6. You can pick up mad used boards. Sure, your local shaper makes guns too, but do they give you the horn in the same way a classic North Shore foamsmith’s do? Probably not. All those dudes that go for the pro season, they order a swathe of Arakawas, don’t need/break em all, then put them in the used rack to sell. Then you walk in with a semi and go home with a full on chubb!

7. You have to go at some point. Actually, you don’t, but hey, you also kinda do.

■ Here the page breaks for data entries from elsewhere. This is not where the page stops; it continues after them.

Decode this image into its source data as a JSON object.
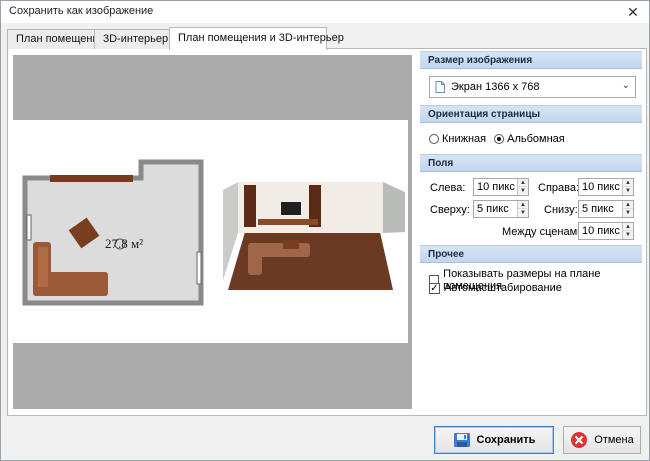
{
  "window": {
    "title": "Сохранить как изображение"
  },
  "tabs": [
    {
      "label": "План помещения"
    },
    {
      "label": "3D-интерьер"
    },
    {
      "label": "План помещения и 3D-интерьер"
    }
  ],
  "preview": {
    "area_label": "27.8 м²"
  },
  "size_section": {
    "header": "Размер изображения",
    "selected": "Экран 1366 x 768"
  },
  "orientation": {
    "header": "Ориентация страницы",
    "portrait": "Книжная",
    "landscape": "Альбомная",
    "selected": "landscape"
  },
  "margins": {
    "header": "Поля",
    "left_label": "Слева:",
    "left_value": "10 пикс",
    "right_label": "Справа:",
    "right_value": "10 пикс",
    "top_label": "Сверху:",
    "top_value": "5 пикс",
    "bottom_label": "Снизу:",
    "bottom_value": "5 пикс",
    "between_label": "Между сценами:",
    "between_value": "10 пикс"
  },
  "other": {
    "header": "Прочее",
    "show_sizes": {
      "label": "Показывать размеры на плане помещения",
      "checked": false
    },
    "autoscale": {
      "label": "Автомасштабирование",
      "checked": true
    }
  },
  "buttons": {
    "save": "Сохранить",
    "cancel": "Отмена"
  }
}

8. Swells are coming later these days. OK this might be a shonky science in terms of the long term climatic record of our planet, but for the last couple of seasons at least, solid W and NW swells have come to the party in April, which is pretty late. Usually, as the northern hemisphere heads into summer, a blocking high establishes itself in the North Pacific. More often than not in the last few years, this has happened later than usual, meaning storms keep getting generated and swells keep on coming.

9. Better photos. All North Shore photos are cool versus their equivalent from elsewhere. You biting into a Kua ‘Aina burger, awesome. You riding a bike on the bike path, Bushman under arm, fantastic. You checking the surf at the Rockies right of way, incredible. Contrast that with your surf trip pics from basically any and every other surf trip, which, in truth, are a blight to both your Profile and everyone else’s News Feed. Let’s be clear about that. There is no danger whatsoever of that friendly Kiwi called Simeon posting pics of you awkwardly bottom turning in a long sleeved white rashie and reef boots on the North Shore, but there is every chance of that happening in Indo. In fact, it’s guaranteed.

10. Saying that, why should you go to late season Hawaii versus early season Indo? Good question. Actually, on balance… go Indo.